There had been other prominent cases after the Eighth Amendment was introduced, but never one that galvanized so many people across so many demographics, he said. In 1992, a 14-year-old rape victim was prevented from traveling to Britain for an abortion, in an episode that came to be known as the “X case.” Her name was never released to protect her identity.

Halappanavar’s husband and friends gave accounts of her life and of her final days in the hospital. The public also saw videos of her full off life. O’Halloran said he believed that a deeply ingrained sense of responsibility that Irish people feel for visitors and newcomers weighed heavily on the conscience of the nation.

“The fact that all of those old, ideological hang-ups contributed to her death, and the fact that she and her husband were told, ‘This is a Catholic country, we can’t help you’ — that really brought terrible shame on us,” O’Halloran said.

Halappanavar’s parents gave permission for her image to be used by the campaign to repeal the amendment.

“I hope that the people in Ireland will remember the fate of our daughter Savita on the day of the referendum and vote ‘yes’ so that what happened to us won’t happen to other families,” her father, Andanappa Yalagi, said in a video clip posted by the Together for Yes campaign before the vote.

Many voters did remember her.

When the landslide vote in favor of repealing the amendment was announced Saturday at Dublin Castle, Halappanavar’s name was on the lips of supporters.
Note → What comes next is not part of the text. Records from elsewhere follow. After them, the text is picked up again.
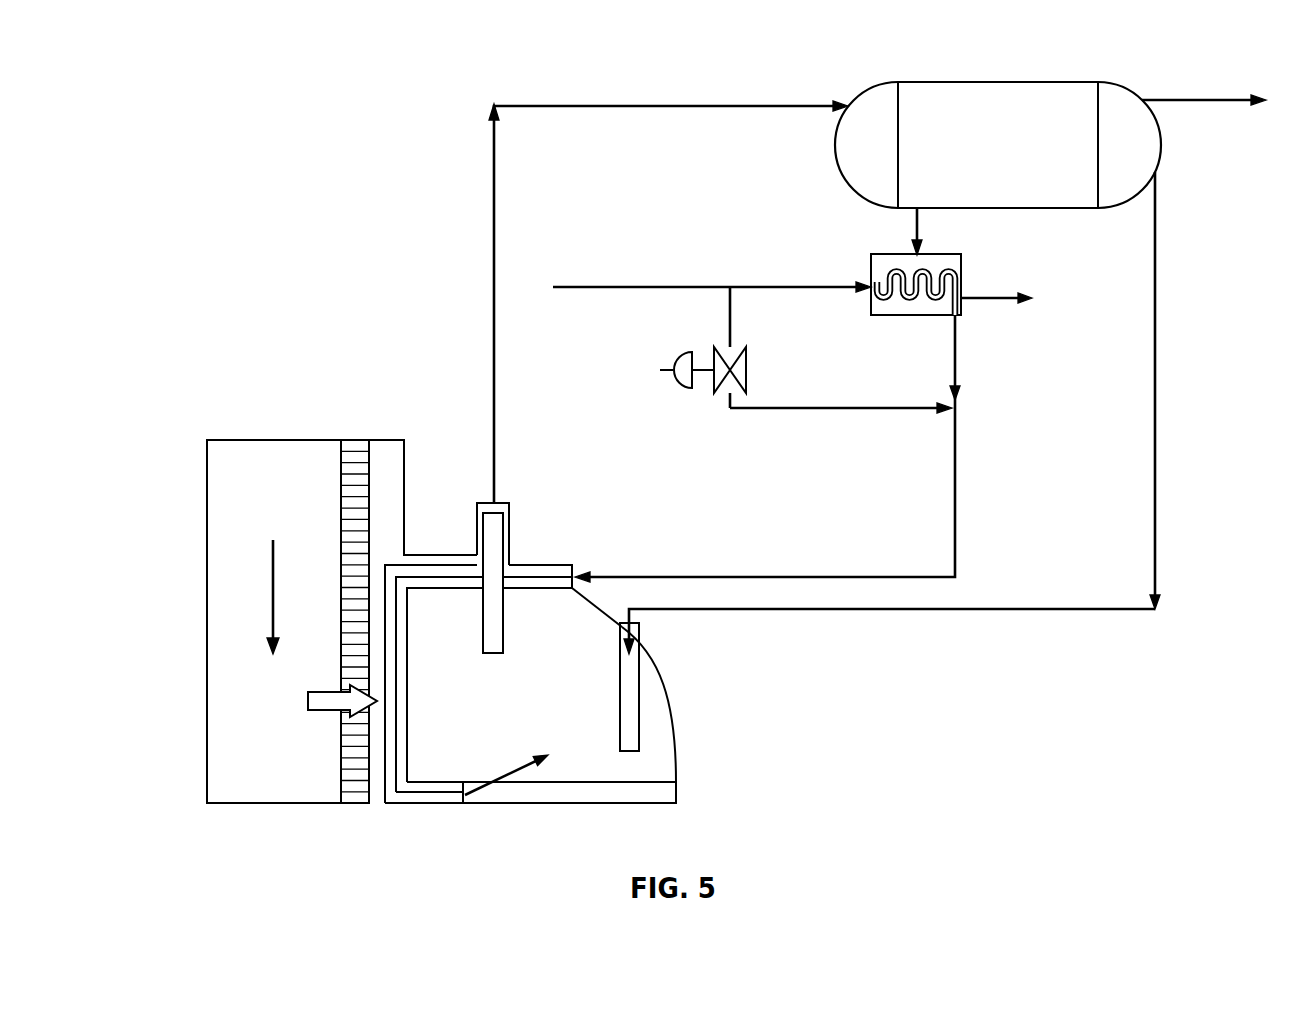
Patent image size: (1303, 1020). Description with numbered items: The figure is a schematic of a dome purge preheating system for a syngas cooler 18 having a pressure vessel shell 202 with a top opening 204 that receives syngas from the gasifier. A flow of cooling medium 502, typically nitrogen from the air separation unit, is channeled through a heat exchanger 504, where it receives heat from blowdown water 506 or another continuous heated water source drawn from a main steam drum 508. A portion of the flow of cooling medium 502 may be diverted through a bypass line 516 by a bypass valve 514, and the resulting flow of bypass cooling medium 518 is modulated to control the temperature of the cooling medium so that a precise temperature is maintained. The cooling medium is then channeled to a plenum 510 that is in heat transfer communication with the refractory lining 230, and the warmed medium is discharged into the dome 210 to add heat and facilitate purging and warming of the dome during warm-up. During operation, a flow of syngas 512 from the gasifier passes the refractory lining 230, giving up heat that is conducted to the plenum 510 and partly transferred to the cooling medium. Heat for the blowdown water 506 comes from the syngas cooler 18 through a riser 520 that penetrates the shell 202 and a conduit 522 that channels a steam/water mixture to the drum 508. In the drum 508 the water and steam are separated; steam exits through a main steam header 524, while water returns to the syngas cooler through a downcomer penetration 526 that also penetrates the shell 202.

The syngas cooler 18 is at (400, 367).
The pressure vessel shell 202 is at (668, 715).
The top opening 204 is at (250, 430).
The dome 210 is at (580, 721).
The refractory lining 230 is at (359, 439).
The flow of cooling medium 502 is at (581, 286).
The heat exchanger 504 is at (870, 262).
The blowdown water 506 is at (919, 223).
The main steam drum 508 is at (1038, 81).
The plenum 510 is at (397, 775).
The flow of syngas 512 is at (273, 597).
The bypass valve 514 is at (741, 374).
The bypass line 516 is at (825, 410).
The flow of bypass cooling medium 518 is at (927, 410).
The riser 520 is at (498, 503).
The conduit 522 is at (493, 285).
The main steam header 524 is at (1185, 100).
The downcomer penetration 526 is at (640, 638).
They chanted “Savita” and held posters of her image. Yalagi told The Irish Times on Saturday that his family was “really, really happy” to hear that the abortion ban had been lifted.

Ireland now plans to introduce legislation to allow for relatively unrestricted abortions up until 12 weeks of pregnancy, subject to consultation with a doctor and a short waiting period. Beyond 12 weeks of pregnancy, termination would still be possible — up to 24 weeks — if two doctors determined that a woman’s life was threatened by the pregnancy or that there was serious risk to her health.

The government said it hoped to pass the measure into law by the end of the year.

“We have one last request — that the new law, that it is called ‘Savita’s Law,’” Yalagi said. “It should be named for her.”